Checking Performance learning how to optimize CUDA codes

Hello Everybody,

I am starting to learn the way to improve our cuda programs and for this purpose, I think the best way is following the advices from University of Illinois. They are helping us really well with their papers about optimization.

I am using Optimization Principles and Application Performance Evaluation of a Multithreaded GPU using CUDA guide and I have tried to reproduce their experiments. I have found several problems with the matrix Multiplication problem. My code is working ok, but i can’t achive the performance that they say there.
For instance, In the first version of his program where they develop a matrix multiplication code without using shared memory, they say that the peformance is 10.54 GFLOPs. For me it’s just 2GFLOPS. :( , I am using the same amount of registers than they do per thread and also the same numbers of threads (256 per block).

I think my problem is the coalesced access to the device memory but i don’t know if can get this coalesced access with this kernel:

global void matrixMul( float* C, float* A, float* B, int wA, int wB)
// Block index
int bx = blockIdx.x;
int by = blockIdx.y;

// Thread index
int tx = threadIdx.x;
int ty = threadIdx.y;

int indexA, indexB;

indexA = by*BLOCK_SIZE*wA+ty*wA;
indexB = bx*BLOCK_SIZE + tx;	
float Csub;
Csub = 0.0;

for (int i = 0; i < wA; i++){
	Csub += A[indexA] * B [indexB];

int c = wB * BLOCK_SIZE * by + BLOCK_SIZE * bx;
C[c + wB * ty + tx] = Csub;


wA = 4096, wB = 4096, Every size is 4K
and my execution time on Tesla c870 is around 38 seconds.

Can anybody help me, please? It is quite hard try to improve our codes if it not possible reproduce a toy example.


This looks it will break coalescing.


globalArrayIndex % 16 must be equal to threadIdx %16

It starts out good, but as soon as you increment the indexes by anything other than multiples of 16, you’re breaking coalescing.

Have you seen the CUDA Visual Profiler? It can tell you if you’ve got non-coalesced accesses.

Thank you so much for your help. I am gonna try to do the access coalesced with your notes. I wlil let you know how it is going and whether i get the 10GFLOPS or not.

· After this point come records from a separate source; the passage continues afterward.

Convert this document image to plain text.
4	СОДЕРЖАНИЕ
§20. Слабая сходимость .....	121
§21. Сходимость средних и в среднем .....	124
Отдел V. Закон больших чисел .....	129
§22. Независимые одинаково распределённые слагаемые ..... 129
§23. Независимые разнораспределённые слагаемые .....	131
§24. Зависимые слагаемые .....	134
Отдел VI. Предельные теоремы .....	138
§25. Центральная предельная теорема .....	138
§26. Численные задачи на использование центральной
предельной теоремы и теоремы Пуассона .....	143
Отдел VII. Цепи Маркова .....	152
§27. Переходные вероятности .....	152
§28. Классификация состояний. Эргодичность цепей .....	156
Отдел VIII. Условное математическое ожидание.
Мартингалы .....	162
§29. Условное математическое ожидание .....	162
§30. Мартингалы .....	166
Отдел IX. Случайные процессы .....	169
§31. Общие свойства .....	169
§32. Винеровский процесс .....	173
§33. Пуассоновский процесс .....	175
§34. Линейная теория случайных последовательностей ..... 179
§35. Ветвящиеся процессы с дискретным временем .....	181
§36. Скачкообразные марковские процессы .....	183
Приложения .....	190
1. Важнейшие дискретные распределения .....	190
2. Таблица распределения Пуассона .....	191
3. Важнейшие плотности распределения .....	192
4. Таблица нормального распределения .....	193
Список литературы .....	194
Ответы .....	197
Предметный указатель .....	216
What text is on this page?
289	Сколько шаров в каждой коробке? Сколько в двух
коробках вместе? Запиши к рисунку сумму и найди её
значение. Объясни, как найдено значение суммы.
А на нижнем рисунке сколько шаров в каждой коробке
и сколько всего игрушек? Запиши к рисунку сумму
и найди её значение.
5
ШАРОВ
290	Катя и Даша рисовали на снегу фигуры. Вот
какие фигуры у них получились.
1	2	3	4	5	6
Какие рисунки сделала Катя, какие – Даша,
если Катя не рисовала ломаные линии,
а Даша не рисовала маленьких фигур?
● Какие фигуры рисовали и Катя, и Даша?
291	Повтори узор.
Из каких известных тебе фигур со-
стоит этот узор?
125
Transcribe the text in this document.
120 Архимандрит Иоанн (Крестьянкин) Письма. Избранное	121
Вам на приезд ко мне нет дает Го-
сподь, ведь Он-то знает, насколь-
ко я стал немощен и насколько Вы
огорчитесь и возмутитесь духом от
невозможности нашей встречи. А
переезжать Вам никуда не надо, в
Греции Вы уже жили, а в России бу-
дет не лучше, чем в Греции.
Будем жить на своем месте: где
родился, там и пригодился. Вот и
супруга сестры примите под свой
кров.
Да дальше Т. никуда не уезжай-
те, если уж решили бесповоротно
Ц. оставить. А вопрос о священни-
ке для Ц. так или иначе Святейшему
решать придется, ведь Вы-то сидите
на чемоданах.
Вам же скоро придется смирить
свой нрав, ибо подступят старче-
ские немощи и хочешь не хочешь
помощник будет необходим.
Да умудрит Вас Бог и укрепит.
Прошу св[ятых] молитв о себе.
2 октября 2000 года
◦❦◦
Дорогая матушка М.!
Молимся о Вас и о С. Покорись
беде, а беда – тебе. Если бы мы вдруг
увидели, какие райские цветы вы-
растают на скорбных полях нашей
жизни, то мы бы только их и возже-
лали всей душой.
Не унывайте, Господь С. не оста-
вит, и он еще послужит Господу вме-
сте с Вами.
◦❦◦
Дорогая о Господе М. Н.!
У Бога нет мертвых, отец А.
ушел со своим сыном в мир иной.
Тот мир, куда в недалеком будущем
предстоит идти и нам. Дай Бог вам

I didn´t know this tool i am gonna try it as well, it could be really helpfull for me.


Hi again, and the best of luck in your CUDA work.

Since we’re on the subject, here are a couple of good threads:

Here’s an occupancy calculator thread, this calculator is very useful to build an understanding of what is going on:

Here’s the visual profiler thread:

… but I suggest you download it, and its manual, from the NVIDIA CUDA download page.

Hello again,

I am keep on going with the matrix multiplication problem and i am trying to solve the bank conflicts in the Shared Memory.

Actually, I think i have bank conflicts whenever i access to the A matrix because all the threads inside the Warp take the same row. So, In order to solve this problem i think in this code. However, Cuda is where amazing happens and I only get the right result if i have put synthreads. before to load the data from the shared memory.

I know that i shouldn’t think in sequecial mode but this is quite strage.

Anyone can tell me why it is happening that.

for (int k = 0; k < BLOCK_SIZE; k++){
        int  pos = threadIdx.x+k & 15;

// __syncthreads();
Csub += As[ty][pos] * Bs[pos][tx];

Thank you so much for your help.